Tuesday, September 11, 2007

31 August '07

Three weeks in New York has crept up without me even noticing. Not much of note has happened, but there are many subtleties of the City that are now familiar, and I guess that's about as good as can be expected. I have learnt, for example, to lean just in time for the slight jolt that comes at the end of the subway's slow deceleration at every station, a jolt just strong enough to destabilise a unprepared rider. I have learnt to speak more slowly and emphasise the 'e' in 'Ben'. Too many conversations have consisted of:

"what's your name?"

"Ben".

"Bin?"

"No, Ben."

"Huh?"

"You know, like Benjamin… shortened."

"Oh…. Beeeeen".

So, to the week. Yesterday I woke early to lay with some friends on a blanket on a tar seal footpath in Central Park. The idea was to get there at 7am to be among the first in line for free tickets to that evening's performance of 'A Midsummer Night's Dream'. As it turned out, when we arrived we were already 60th in line. And the tickets weren't handed out until 1pm. So for six hours I sat there, every minute the line growing until it snaked around the corner of the path 200-or-so metres away. It is testament, I think, to something quite sacred about a city when people line up for that long to see Shakespeare. Shakespeare! Justin Timberlake I could understand, but Shakespeare? Many of the people in the line missed out and returned to the theatre that evening to line up again for standby tickets As it turned out, the play was exceptional. Many recognisable actors performing in an open-air theatre with the illuminated giant-trees of Central Park serving as a backdrop. The audience was receptive, the wine flowed freely, a fine evening.

Much of the rest of my time has been consumed by trying to navigate the bureaucracy of Columbia. The campus I can navigate just fine, but registering for courses/libraries/insurance/gym/ID card/work is time-consuming and tedious. In addition, I have now been oriented four times by various groups. Last week the International Students Office reminded us to shower before going on a date and that the best way to indicate interest in a girl is to make eye contact. Useful information. I have now met most of the other anthropology MA students – a good bunch of people, it seems, and it's nice that my nationality is again a novelty – I've spent far too much time with internationals.

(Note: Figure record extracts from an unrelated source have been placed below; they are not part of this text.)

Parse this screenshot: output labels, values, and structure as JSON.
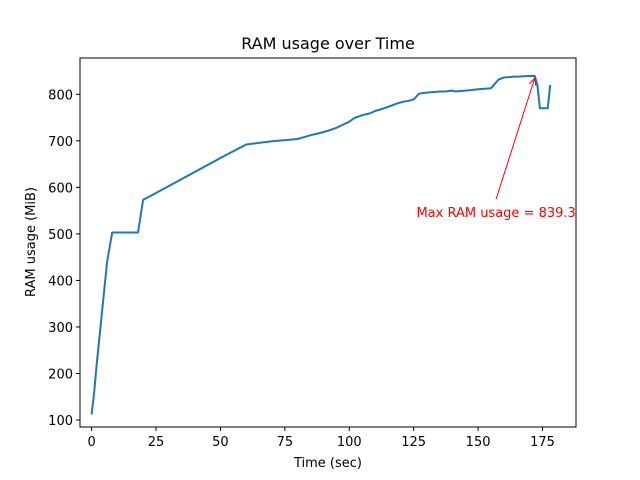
{
  "chart_data": {
    "type": "line",
    "title": "RAM usage over Time",
    "xlabel": "Time (sec)",
    "ylabel": "RAM usage (MiB)",
    "xlim": [
      -4.5,
      188
    ],
    "ylim": [
      85,
      878
    ],
    "xticks": [
      0,
      25,
      50,
      75,
      100,
      125,
      150,
      175
    ],
    "yticks": [
      100,
      200,
      300,
      400,
      500,
      600,
      700,
      800
    ],
    "grid": false,
    "line_color": "#1f77b4",
    "series": [
      {
        "x": [
          0,
          1,
          2,
          4,
          6,
          8,
          10,
          12,
          14,
          16,
          18,
          20,
          30,
          40,
          50,
          60,
          70,
          80,
          85,
          88,
          92,
          95,
          98,
          100,
          102,
          105,
          108,
          110,
          113,
          115,
          117,
          119,
          121,
          123,
          125,
          127,
          129,
          131,
          133,
          135,
          137,
          140,
          141,
          143,
          145,
          147,
          150,
          155,
          158,
          160,
          162,
          164,
          166,
          168,
          170,
          172,
          173,
          174,
          175,
          177,
          178
        ],
        "y": [
          112,
          160,
          220,
          330,
          440,
          503,
          503,
          503,
          503,
          503,
          503,
          573,
          603,
          633,
          663,
          692,
          699,
          704,
          712,
          716,
          722,
          728,
          736,
          741,
          749,
          755,
          759,
          764,
          769,
          773,
          777,
          781,
          784,
          786,
          789,
          801,
          803,
          804,
          805,
          806,
          806,
          808,
          806,
          807,
          808,
          809,
          811,
          813,
          832,
          836,
          837,
          838,
          838,
          839,
          839.3,
          839.3,
          820,
          770,
          770,
          770,
          820
        ]
      }
    ],
    "annotation": {
      "text": "Max RAM usage = 839.3",
      "color": "#ff0000",
      "point": [
        172,
        839.3
      ],
      "text_anchor_data": [
        157,
        575
      ]
    }
  }
}
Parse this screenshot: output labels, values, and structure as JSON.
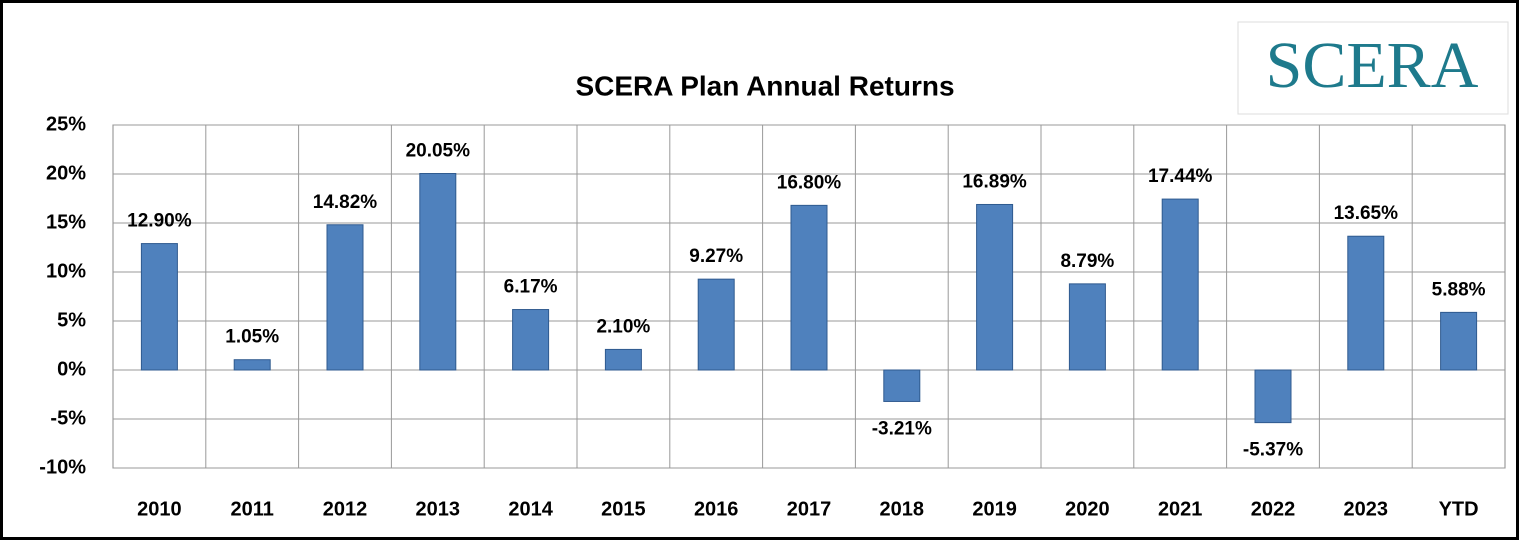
{
  "chart_data": {
    "type": "bar",
    "title": "SCERA Plan Annual Returns",
    "logo": "SCERA",
    "categories": [
      "2010",
      "2011",
      "2012",
      "2013",
      "2014",
      "2015",
      "2016",
      "2017",
      "2018",
      "2019",
      "2020",
      "2021",
      "2022",
      "2023",
      "YTD"
    ],
    "values": [
      12.9,
      1.05,
      14.82,
      20.05,
      6.17,
      2.1,
      9.27,
      16.8,
      -3.21,
      16.89,
      8.79,
      17.44,
      -5.37,
      13.65,
      5.88
    ],
    "value_labels": [
      "12.90%",
      "1.05%",
      "14.82%",
      "20.05%",
      "6.17%",
      "2.10%",
      "9.27%",
      "16.80%",
      "-3.21%",
      "16.89%",
      "8.79%",
      "17.44%",
      "-5.37%",
      "13.65%",
      "5.88%"
    ],
    "color": "#4f81bd",
    "ylim": [
      -10,
      25
    ],
    "yticks": [
      {
        "value": -10,
        "label": "-10%"
      },
      {
        "value": -5,
        "label": "-5%"
      },
      {
        "value": 0,
        "label": "0%"
      },
      {
        "value": 5,
        "label": "5%"
      },
      {
        "value": 10,
        "label": "10%"
      },
      {
        "value": 15,
        "label": "15%"
      },
      {
        "value": 20,
        "label": "20%"
      },
      {
        "value": 25,
        "label": "25%"
      }
    ],
    "grid": true
  }
}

On the housing front I am still in Harlem. Yesterday there was a shooting about 100-metres from my house. Two Mexicans apparently. They had a stand-off. When the NYPD-guy told me that I had to restrain a chuckle. Not an appropriate response when the block is teeming with police, ambulances, yellow DO NOT CROSS tape and detectives with badges hanging from their necks. I have resigned myself to remaining in the room for another month – finding housing is just too difficult at the moment.

No doubt more has happened – various drunken nights, many fine meals, good conversations with good people, more conversations with idiots, momentary pinings for home, many moments of exultation where I feel like yelling out loud for the madness of it all – but they are of little consequence.

In New York, my ability to generalise is slipping. Every time I try to record my experiences, they are reduced to a series of unconnected vignettes. Not completely unconnected of course – they are linked by me at the very least – but lacking any common theme, occurrence, or idea. The vignettes are startling though – always notable.

Last night, when catching the subway home at 2:30am, for example, the carriages were just as crowded as they were at 5pm. In any other city I have visited, it would be easy to characterise the passenger as youthful drinkers, or wary seniors, based on the time of day and location. Not in New York. In New York at 2:30 in the morning there were children, seniors, hoods, backpackers, crazies, blacks, whites, Latinos, babies. Every demographic was represented and no one looked surprised. I just can't understand it.

Or today, as I sat sweating in the subway station, a woman stood on the platform opposite. Prone to admiring beautiful women, this time was no exception. I watched her as she stood with her friend, laughing, throwing her head back. Then there was the sound of her approaching train. I urged her to look at me before the train arrived, but she did not. I resigned myself to staring at the sides of grey carriages until in a wonderful turn, the windows of the carriages aligned and I was offered a filmstrip of the beauty. Each frame a flash of aligned windows as the train slowed. Every image offering a nuanced perspective, a rapid-fire model shoot.


Or on the weekend when a woman was holding a steel cage with wheels in front of her as she descended the stairs. The woman leaned backwards to counterbalance the weight of the cage. At each step the wheels teetered on the brink before landing with a thump on the step below. All of this was of no great consequence until, when passing the woman, I spied the contents of the cage. Sitting with his legs crossed like Buddha was a small boy. He fitted the bottom on the cage perfectly, covering exactly the amount of area he needed to cover – no room to spare, no room to be dislodged. And as the boy was ferried down the stairs, each one jolting him slightly, he did not raise his eyes from the brick game he clasped between two hands.


I guess vignettes constitute a vision as much as anything else. And it is probably naïve to expect more – a big city is only as large as it is filtered through a small mind. Still, there is promise, there is future, and there is a year left to try and make sense of it all.